溝口健二『浪華悲歌』(1936)

なにわエレジー山田五十鈴の絶妙な演技。ツンデレといいますか、惚れます。

(71分・35mm・白黒)日活を脱退した永田雅一に従って第一映画に加わった溝口の最初の作品。20日ほどで仕上げることを余儀なくされたが、近代都市大阪を背景に、大阪弁と土地のローカルな気質が盛り込まれた。その結果、モダニズムの香る生き生きとした傑作となり、ヒロインの救いようのない哀れな境遇も過度の陰鬱さを感じさせない。
’36(第一映画)(原)溝口健二(脚)依田義賢(撮)三木稔(出)山田五十鈴、梅村蓉子、大倉千代子、大久保芿子、浅香新八郎、志賀迺家辨慶、進藤英太郎、田村邦男、原健作、橘光造、志村喬、竹川誠一、滝沢静子

双葉十三郎『日本映画〜』(文春新書)には、「…これを観て『すごいっ!』と感服した。続く『祇園の姉妹』でもそのすごみは変わらなかった。翌年には『愛怨峡』もあり、このころの溝口監督はよほど充実していたのだろう」とある。

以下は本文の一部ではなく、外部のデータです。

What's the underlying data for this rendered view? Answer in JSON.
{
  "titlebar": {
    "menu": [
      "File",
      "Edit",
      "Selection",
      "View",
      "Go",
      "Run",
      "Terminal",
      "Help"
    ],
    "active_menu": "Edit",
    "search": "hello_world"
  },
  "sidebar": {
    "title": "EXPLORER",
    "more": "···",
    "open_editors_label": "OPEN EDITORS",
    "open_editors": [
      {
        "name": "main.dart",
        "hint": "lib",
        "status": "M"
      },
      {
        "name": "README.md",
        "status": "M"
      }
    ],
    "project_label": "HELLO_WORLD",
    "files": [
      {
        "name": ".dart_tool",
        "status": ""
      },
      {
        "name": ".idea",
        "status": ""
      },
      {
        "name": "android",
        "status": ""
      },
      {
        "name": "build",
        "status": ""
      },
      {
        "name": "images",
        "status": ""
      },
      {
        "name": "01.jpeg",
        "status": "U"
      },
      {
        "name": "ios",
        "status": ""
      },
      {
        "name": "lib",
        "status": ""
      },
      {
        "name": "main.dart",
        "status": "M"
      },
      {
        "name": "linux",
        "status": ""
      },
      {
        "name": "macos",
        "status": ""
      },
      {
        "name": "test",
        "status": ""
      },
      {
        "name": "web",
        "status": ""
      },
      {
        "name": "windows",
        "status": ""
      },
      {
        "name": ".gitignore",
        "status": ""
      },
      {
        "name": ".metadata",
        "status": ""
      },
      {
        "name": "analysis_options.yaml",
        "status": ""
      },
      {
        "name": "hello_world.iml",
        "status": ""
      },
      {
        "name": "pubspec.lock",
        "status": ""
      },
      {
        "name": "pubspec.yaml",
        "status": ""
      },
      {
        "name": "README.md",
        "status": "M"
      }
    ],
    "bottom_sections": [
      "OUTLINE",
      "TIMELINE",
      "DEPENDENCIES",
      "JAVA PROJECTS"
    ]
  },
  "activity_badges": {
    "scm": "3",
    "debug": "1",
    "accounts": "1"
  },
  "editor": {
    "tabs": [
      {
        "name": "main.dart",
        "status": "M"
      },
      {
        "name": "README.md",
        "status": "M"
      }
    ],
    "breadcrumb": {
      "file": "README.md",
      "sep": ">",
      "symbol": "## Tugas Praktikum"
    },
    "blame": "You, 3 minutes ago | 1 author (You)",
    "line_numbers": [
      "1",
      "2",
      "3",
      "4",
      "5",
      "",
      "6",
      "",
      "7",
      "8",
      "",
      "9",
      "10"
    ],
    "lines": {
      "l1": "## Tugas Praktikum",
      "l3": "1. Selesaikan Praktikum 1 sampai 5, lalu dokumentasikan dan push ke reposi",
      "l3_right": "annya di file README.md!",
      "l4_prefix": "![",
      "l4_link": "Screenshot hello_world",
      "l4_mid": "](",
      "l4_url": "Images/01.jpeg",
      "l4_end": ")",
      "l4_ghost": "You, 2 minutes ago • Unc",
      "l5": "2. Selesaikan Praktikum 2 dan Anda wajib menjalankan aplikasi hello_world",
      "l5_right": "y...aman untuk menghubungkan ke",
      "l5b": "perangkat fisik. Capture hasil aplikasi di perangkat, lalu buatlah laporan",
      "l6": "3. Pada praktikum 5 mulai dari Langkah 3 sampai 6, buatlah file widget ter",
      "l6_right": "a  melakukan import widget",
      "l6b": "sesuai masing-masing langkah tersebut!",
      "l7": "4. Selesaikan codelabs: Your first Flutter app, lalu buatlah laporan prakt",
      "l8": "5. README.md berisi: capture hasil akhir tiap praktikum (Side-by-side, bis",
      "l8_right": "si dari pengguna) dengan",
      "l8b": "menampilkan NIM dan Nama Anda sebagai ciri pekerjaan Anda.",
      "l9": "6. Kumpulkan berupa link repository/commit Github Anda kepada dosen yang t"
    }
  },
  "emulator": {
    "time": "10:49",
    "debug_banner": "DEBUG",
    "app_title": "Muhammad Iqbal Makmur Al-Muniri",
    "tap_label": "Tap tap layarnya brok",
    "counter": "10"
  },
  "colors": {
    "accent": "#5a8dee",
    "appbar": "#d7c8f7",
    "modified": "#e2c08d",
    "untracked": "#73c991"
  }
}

…父や兄のため、金のため、電話交換手アヤ子(山田五十鈴)は妾にもなれば美人局もたくらむ。人を騙して生きのびようとするがついに敗残、家族からも恋人からも見捨てられる。失意のアヤ子はそれでも「わいは不良や」と呟き、ぐんぐん橋を渡っていく。虐げられ白眼視されても泣き崩れず歩いていく女性を描いた、乾いたハードボイルド・タッチの新しい女性映画で、山田五十鈴の素質を見抜きハードな演技をさせたのも溝口の監督の力量、また脚本家依田義賢はこの一策でぐんと声価を高めた。

戦前の溝口は、戦後の名作群とはまるで違う作風で、疾走感のあるスマートな作品を生み出した。この作品では、ネオンサインや山田五十鈴のファッションなどモダニズムを感じさせる一方、大阪の一癖ある旦那、古風な妻、人形浄瑠璃の場面などを登場させ、封建制に足を引っ張られる悲運な女性のリアリティーを描き出した。
溝口作品における、戦前と戦後の断絶が興味深い。